Cumhur İttifakı, yerel seçimlere giderken önceliğini ekonomide toparlanma, güvenlik politikalarında kararlılık ve dış politikada süreklilik olarak belirlemiş durumda.
AK Parti, özellikle son dönemde yerel teşkilatları yeniden yapılandırma ve seçmenle doğrudan temas stratejisine ağırlık veriyor.
CHP ve İYİ Parti: Ayrı Yollar, Ortak Eleştiriler
Muhalefet cephesinde ise CHP ile İYİ Parti, farklı siyasi kimliklere sahip olsalar da ortak paydada “yönetim anlayışı değişimi” talebinde buluşuyor.
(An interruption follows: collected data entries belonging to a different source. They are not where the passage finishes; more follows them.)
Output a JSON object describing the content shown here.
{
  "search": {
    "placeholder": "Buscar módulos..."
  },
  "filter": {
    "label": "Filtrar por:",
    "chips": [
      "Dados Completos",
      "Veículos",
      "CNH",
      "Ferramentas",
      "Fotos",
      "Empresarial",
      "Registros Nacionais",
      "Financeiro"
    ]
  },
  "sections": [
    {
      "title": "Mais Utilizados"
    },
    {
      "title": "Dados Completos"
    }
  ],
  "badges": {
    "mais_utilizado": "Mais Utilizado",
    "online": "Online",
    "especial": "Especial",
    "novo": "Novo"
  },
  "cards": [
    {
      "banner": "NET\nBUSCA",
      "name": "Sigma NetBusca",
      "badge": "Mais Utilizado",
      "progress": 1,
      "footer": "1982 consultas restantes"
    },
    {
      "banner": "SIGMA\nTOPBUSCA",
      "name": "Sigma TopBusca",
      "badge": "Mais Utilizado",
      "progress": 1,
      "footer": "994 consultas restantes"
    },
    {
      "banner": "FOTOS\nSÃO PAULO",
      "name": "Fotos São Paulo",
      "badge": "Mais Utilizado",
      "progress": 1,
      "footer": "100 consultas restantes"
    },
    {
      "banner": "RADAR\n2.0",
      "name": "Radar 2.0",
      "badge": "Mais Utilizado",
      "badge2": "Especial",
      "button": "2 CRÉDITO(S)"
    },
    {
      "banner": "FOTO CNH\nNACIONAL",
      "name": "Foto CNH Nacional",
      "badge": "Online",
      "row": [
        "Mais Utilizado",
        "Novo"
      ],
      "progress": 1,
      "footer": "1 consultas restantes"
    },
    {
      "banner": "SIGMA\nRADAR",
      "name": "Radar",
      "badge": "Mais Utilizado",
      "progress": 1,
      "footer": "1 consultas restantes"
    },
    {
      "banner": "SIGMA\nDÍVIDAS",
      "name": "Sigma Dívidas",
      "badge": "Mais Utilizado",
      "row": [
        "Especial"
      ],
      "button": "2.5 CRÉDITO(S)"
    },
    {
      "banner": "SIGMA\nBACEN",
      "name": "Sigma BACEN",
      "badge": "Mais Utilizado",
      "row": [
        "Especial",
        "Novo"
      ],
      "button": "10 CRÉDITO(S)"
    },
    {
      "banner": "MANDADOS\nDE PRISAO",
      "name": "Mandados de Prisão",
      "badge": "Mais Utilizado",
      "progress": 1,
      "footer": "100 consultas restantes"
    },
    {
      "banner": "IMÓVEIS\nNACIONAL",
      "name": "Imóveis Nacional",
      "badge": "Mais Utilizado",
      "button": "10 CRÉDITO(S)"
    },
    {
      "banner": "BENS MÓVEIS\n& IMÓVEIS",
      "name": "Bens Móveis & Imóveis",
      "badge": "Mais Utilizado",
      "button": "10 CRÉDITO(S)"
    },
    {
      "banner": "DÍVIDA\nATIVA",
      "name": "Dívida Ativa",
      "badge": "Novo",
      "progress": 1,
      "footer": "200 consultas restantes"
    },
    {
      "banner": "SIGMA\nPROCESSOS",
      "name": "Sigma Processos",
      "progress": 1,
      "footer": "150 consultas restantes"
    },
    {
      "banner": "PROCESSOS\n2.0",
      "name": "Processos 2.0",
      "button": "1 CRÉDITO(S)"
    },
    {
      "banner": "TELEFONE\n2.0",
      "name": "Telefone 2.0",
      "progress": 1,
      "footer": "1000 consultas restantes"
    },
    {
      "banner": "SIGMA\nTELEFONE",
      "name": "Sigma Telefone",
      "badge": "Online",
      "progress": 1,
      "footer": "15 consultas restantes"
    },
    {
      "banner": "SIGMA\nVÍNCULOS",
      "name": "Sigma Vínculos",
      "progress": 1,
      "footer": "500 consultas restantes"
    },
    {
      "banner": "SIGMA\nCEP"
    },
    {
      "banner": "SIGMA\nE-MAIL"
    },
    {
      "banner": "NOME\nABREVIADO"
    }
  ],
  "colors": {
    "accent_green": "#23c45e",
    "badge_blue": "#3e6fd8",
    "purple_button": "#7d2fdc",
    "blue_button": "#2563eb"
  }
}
CHP, yerel yönetimlerdeki başarısını genişletmeyi hedeflerken, “sosyal belediyecilik” modelini ülke geneline taşımak istiyor.
İYİ Parti ise, son dönemde bağımsız bir merkez sağ kimlik vurgusunu öne çıkararak CHP’den kısmen ayrışıyor. Parti, tabanını genişletmek için “üçüncü yol” politikasını güçlendirmeye çalışıyor.
İttifaklar Yerini Yeni Denge Arayışlarına Bırakıyor
2023 genel seçimlerinden sonra siyaset sahnesinde ittifak siyasetinin esnemeye başladığı görülüyor.
AKP ve MHP ittifakı, yönetimde istikrar arayışını sürdürürken, muhalefet cephesinde İYİ Parti ve CHP’nin işbirliği yerine rekabeti tercih etmeye başladığı dikkat çekiyor.
Siyaset analistlerine göre, bu tablo Türkiye’nin iki kutuplu siyaset yapısında yeni bir denge dönemine girildiğine işaret ediyor.
Kısacası, AKP ve ortakları mevcut düzenin devamını, CHP ve İYİ Parti ise yönetim anlayışında değişimi savunarak siyasetin yönünü belirliyor.